CCS suspended public comment at school board meetings in August in response to what school officials described as disruptions, verbal attacks, intimidation and inappropriate behavior at previous board meetings. School boards are not required to provide time for public comment except on matters that require a public hearing, such as superintendent contracts and certain budget actions. Most board meetings are required to be open to the public. 

In addition to changes to public comment, the school board also is considering the adoption of a new policy to promote mutual respect, civility and decorum at all CCS facilities and events. 

The policy identifies disruptive or uncivil behavior as, but not limited to: 

  • Actions taken or words conveyed with the purpose to intimidate, threaten or harass
  • Using profanities and obscenities
  • Raising one’s voice above an appropriate level
  • Personal attacks
  • Gesturing in a manner that causes one to fear for their safety 
  • Invading, or remaining in one’s personal space after being asked to move away
  • Physically blocking others from moving about freely
  • Using physical force or threat of physical force 

Uncivil or disruptive behavior by CCS students or employees will be handled through existing policies in Student Code of Conduct and employee handbooks. Parents or community members who violate the policy a first time would be given a reminder to remain civil and respectful. Subsequent offenses could lead to removal from the room or event, the implementation of a communication plan or a no-trespass order. 

CIC COM 0908 Browning SB

CCS declined to make school board members available for interviews after the Sept. 13 meeting, but school board member Katie Browning issued a statement Sept. 14 regarding the new civility policy. 

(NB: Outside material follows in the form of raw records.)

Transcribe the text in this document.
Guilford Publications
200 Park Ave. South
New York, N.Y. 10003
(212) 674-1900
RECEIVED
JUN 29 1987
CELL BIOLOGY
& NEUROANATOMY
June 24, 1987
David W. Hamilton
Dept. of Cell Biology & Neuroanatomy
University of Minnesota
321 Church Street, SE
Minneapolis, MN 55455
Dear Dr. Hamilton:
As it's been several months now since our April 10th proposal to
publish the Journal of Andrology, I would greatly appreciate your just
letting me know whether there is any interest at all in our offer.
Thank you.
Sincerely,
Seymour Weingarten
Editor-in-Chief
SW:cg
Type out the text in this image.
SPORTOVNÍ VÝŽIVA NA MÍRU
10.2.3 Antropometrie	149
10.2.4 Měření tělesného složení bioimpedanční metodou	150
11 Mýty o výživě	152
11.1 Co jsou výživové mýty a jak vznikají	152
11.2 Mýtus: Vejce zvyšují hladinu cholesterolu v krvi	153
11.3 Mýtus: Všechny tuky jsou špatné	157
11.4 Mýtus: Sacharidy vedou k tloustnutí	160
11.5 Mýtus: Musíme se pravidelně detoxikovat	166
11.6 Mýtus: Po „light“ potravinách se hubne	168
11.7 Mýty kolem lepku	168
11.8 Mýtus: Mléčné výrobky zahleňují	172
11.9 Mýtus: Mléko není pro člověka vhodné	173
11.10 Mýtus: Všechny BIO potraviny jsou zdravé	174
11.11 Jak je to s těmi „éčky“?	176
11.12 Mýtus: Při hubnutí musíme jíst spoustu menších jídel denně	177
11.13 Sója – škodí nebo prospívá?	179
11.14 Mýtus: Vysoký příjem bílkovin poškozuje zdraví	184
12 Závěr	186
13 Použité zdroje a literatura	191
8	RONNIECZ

“The board believes school should be a place where mutual respect is practiced and reinforced. Members of the public are welcome to express their views, and we recognize disagreements may occur,” Browning stated. “This new policy relates to the matter in which people communicate and interact. It is intended to promote problem-solving and respectful communications of different viewpoints. However, any conduct that disrupts or interferes with any CCS operation, program, or activity will not be tolerated.

The school board is expected to vote on the changes regarding public comment at its Sept. 27 board meeting. CCS doesn’t expect to bring back the public comment portion of the meeting until its Oct. 26 meeting, at the earliest, according to CCS Director of Community Relations Emily Bauer, who said school board members want the new policy in place before public comment resumes.